Not only can drinking alcohol become addictive, but once addiction or dependency take root, alcoholism can be very difficult—although not impossible!—to overcome. Recovering from alcoholism is very unique to the individual. Some of the same factors that contributed to the addiction in the first place, such as genetics, growing up in a home where alcohol use was prevalent, a history of emotional or physical trauma or abuse, and individual biology, will be issues in recovery.

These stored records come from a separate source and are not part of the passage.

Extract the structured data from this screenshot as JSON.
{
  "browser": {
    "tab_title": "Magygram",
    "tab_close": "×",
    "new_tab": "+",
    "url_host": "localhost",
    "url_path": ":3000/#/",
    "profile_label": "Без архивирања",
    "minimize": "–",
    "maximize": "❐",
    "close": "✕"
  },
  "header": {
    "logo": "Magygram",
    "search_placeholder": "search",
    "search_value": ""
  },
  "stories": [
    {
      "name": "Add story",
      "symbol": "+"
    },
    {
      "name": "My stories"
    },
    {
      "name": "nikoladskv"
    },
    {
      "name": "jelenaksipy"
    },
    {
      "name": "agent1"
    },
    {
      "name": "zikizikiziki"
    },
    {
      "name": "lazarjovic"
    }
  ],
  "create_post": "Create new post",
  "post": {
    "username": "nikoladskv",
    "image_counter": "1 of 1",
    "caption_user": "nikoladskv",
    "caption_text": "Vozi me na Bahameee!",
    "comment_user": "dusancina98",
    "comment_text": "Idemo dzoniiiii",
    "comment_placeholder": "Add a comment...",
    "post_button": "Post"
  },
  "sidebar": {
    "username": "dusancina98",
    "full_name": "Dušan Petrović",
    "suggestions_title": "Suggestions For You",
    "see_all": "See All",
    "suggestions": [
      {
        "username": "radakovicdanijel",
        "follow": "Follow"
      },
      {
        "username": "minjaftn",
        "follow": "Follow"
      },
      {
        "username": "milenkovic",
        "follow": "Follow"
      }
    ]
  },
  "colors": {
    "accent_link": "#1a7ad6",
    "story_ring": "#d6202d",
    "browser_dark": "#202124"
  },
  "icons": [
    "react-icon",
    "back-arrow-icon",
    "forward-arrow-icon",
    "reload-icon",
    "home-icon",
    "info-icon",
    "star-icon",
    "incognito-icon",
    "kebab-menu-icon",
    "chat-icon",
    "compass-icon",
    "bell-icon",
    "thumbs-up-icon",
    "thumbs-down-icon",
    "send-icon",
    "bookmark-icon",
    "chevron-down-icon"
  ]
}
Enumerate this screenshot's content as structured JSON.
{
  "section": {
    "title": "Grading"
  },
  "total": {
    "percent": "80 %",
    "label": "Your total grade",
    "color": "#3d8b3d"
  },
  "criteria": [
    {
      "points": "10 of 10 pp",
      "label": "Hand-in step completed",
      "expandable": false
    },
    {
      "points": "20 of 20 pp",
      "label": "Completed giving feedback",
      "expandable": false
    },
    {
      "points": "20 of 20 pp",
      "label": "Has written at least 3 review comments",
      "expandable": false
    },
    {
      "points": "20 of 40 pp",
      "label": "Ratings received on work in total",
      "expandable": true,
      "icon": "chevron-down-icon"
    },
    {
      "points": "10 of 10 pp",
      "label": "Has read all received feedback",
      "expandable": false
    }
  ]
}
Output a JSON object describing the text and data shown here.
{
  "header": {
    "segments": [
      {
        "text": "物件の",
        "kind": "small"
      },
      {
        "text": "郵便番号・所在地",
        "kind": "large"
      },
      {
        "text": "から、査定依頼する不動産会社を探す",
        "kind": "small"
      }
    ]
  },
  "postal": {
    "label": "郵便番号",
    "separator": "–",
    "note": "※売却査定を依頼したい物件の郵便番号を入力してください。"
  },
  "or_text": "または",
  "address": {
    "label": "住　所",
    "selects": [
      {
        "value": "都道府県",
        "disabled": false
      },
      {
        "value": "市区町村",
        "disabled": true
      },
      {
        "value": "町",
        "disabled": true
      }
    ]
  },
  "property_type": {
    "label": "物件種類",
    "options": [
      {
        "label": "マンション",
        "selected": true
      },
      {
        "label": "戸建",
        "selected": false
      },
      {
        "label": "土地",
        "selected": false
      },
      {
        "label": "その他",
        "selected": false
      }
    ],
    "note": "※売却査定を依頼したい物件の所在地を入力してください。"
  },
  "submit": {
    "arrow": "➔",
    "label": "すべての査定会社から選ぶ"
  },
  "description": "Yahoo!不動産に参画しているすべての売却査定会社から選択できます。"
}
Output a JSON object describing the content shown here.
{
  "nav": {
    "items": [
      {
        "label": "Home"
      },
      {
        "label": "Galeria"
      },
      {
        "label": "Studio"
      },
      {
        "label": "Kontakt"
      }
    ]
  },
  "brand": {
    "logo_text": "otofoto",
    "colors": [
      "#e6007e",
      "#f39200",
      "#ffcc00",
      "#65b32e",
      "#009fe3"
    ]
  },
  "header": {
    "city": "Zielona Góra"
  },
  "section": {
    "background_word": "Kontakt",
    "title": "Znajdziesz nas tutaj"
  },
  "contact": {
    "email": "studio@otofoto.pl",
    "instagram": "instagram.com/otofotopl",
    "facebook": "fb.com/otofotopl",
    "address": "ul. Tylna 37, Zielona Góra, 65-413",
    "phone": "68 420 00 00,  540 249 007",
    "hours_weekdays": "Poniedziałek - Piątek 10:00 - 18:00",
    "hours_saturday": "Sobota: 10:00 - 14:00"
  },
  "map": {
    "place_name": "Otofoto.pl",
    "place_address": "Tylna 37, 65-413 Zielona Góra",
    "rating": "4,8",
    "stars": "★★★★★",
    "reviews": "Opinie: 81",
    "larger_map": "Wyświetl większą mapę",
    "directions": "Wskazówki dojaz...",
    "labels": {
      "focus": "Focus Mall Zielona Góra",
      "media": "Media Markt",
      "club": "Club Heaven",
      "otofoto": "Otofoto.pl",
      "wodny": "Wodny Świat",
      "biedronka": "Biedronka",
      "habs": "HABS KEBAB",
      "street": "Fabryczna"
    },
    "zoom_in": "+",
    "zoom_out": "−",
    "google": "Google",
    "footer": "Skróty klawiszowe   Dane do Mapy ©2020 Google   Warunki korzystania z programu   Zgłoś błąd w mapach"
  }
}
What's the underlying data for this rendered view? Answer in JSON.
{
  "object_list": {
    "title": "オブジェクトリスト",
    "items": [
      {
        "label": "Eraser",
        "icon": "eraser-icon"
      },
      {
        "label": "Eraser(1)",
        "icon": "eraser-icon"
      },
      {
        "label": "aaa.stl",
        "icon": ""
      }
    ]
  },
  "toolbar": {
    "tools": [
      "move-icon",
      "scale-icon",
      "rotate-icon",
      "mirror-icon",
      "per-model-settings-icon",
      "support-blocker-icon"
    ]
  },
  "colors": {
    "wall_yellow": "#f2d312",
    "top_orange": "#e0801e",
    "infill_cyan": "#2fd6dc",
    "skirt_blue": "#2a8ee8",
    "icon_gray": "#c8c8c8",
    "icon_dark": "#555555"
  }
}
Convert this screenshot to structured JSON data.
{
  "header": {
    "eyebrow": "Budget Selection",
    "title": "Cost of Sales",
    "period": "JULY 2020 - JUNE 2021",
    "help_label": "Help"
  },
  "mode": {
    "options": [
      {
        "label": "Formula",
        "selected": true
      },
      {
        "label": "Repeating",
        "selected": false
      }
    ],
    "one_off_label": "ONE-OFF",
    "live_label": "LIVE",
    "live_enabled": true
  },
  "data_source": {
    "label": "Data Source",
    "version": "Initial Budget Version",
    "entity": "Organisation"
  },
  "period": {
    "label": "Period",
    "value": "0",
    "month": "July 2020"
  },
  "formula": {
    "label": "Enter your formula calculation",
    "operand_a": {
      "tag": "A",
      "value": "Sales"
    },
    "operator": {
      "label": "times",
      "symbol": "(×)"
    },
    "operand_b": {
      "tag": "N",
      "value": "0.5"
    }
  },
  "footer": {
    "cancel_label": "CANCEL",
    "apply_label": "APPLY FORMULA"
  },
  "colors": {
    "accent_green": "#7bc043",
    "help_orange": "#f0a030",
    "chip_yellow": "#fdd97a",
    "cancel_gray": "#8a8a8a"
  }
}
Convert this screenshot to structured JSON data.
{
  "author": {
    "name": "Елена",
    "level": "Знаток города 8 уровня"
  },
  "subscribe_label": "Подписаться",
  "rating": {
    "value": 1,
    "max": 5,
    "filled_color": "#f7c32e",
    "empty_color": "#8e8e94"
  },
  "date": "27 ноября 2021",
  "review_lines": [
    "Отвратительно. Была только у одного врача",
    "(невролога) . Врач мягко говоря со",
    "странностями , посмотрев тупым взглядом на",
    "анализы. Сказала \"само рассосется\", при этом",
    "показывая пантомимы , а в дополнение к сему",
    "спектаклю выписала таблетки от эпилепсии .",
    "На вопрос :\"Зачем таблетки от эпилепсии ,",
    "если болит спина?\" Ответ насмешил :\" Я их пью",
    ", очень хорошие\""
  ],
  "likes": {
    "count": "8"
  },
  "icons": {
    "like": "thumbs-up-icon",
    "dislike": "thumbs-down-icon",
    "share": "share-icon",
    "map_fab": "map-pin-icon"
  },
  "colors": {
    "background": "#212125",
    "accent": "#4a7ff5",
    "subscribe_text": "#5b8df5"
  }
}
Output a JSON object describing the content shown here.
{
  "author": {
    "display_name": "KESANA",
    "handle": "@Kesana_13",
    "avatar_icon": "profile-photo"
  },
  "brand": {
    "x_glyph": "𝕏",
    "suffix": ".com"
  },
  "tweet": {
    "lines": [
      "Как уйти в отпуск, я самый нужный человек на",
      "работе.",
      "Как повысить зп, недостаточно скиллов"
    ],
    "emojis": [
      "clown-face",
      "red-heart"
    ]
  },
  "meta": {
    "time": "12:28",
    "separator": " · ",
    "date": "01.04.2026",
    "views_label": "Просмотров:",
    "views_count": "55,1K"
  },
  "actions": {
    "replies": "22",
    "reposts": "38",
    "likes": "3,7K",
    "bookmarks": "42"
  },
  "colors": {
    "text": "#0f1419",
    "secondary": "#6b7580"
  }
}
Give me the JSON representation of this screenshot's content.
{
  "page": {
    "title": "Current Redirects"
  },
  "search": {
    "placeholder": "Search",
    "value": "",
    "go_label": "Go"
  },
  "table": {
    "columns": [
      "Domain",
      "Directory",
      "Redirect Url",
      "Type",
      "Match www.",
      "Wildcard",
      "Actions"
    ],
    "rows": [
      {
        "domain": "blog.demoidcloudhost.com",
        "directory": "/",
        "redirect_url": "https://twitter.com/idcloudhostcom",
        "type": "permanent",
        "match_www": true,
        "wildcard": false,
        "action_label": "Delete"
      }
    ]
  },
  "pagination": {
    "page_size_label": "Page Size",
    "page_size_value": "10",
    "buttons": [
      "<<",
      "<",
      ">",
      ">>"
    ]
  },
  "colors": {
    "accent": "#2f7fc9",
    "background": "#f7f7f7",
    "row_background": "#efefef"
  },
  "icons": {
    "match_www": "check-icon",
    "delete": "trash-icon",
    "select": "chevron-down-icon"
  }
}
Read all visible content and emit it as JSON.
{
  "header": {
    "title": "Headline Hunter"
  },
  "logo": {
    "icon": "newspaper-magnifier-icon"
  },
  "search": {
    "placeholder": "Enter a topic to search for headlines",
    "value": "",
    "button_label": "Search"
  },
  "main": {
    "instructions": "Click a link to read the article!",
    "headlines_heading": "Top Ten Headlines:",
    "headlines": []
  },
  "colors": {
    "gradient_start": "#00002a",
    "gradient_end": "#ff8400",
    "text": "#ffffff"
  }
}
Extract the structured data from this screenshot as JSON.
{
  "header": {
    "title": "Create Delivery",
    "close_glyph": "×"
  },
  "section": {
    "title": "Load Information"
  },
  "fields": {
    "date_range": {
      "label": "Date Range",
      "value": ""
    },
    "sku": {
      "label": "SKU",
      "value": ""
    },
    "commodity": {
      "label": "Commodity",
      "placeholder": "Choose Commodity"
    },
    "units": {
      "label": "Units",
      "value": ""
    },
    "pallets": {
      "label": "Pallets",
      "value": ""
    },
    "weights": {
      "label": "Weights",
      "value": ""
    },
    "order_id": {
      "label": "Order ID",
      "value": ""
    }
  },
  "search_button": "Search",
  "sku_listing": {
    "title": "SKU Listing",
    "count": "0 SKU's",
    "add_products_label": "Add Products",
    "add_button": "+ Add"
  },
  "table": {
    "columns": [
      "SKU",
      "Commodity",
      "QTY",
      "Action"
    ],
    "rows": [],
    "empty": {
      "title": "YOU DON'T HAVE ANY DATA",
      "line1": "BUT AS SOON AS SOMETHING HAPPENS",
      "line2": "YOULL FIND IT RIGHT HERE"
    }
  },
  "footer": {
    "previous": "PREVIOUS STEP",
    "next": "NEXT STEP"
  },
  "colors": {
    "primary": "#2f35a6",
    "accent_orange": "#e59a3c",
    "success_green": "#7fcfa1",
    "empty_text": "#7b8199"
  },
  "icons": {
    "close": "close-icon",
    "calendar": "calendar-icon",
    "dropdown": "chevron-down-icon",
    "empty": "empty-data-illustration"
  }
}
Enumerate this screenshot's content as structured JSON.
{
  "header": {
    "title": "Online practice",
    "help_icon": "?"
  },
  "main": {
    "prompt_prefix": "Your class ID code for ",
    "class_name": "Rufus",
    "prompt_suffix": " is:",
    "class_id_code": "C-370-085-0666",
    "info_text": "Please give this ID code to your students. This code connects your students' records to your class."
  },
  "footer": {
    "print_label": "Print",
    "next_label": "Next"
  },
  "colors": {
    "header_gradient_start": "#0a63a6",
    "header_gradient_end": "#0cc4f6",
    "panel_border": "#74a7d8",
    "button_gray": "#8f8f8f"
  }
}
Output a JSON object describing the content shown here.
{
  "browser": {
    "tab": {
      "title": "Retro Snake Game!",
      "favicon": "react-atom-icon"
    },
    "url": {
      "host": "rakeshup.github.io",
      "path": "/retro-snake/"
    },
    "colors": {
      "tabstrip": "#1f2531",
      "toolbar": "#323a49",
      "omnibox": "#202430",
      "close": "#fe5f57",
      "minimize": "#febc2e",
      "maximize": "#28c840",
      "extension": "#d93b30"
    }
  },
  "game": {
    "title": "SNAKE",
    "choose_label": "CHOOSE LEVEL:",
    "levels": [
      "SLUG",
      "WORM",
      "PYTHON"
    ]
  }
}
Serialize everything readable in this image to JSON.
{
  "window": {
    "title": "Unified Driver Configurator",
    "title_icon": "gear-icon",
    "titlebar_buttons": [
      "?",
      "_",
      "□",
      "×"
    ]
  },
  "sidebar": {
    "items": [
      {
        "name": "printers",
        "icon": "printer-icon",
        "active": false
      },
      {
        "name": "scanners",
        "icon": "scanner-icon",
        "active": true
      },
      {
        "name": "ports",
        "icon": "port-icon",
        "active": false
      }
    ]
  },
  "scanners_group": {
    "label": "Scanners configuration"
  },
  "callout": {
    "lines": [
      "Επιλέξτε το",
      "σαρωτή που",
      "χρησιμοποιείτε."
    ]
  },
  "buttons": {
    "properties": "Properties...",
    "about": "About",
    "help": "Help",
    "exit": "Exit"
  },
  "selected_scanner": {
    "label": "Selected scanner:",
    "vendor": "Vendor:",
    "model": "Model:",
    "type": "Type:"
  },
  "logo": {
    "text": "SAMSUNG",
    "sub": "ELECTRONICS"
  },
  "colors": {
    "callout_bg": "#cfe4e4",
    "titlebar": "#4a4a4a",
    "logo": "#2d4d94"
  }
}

This means that for some people, beating alcoholism is very challenging. They may have to battle against a genetic predisposition to alcoholism, or mental health issues that keep them dependent on using alcohol for coping with the unpleasant symptoms. For every recovering alcoholic there are the societal pressures to drink, the television commercials and magazine ads that promote alcohol use, and entrenched habits to overcome.

Drugs To Treat Alcoholism

So far, there are three FDA-approved drugs on the market for assisting in alcohol recovery. These include:

  • Disulfiram (Antabuse). Approved in 1951 as a measure to support sobriety in alcoholics, Antabuse acts as a deterrent to drinking. Once the individual is on Antabuse, if they drink they can experience highly unpleasant and even dangerous effects, such as extreme headache, nausea and vomiting, chest pain, heart palpitations, blurred vision, mental confusion, and respiratory difficulty. Knowing that these effects will occur if they drink, the idea is to deter any consideration to drink.
  • Naltrexone (ReVia or Vivitrol). Naltrexone is an opiate antagonist that can block the effects of alcohol in the brain. This results in alcohol not having the usual pleasant effects, instead the individual on naltrexone may feel absolutely nothing when they drink. This in turn reduces alcohol cravings and relapse.
  • Acamprosate (Campral). Campral also works to reduce alcohol cravings and relapse. Additionally, Campral can help minimize the lingering withdrawal symptoms that can persist for months, such as sleep disturbances, edginess, and depression.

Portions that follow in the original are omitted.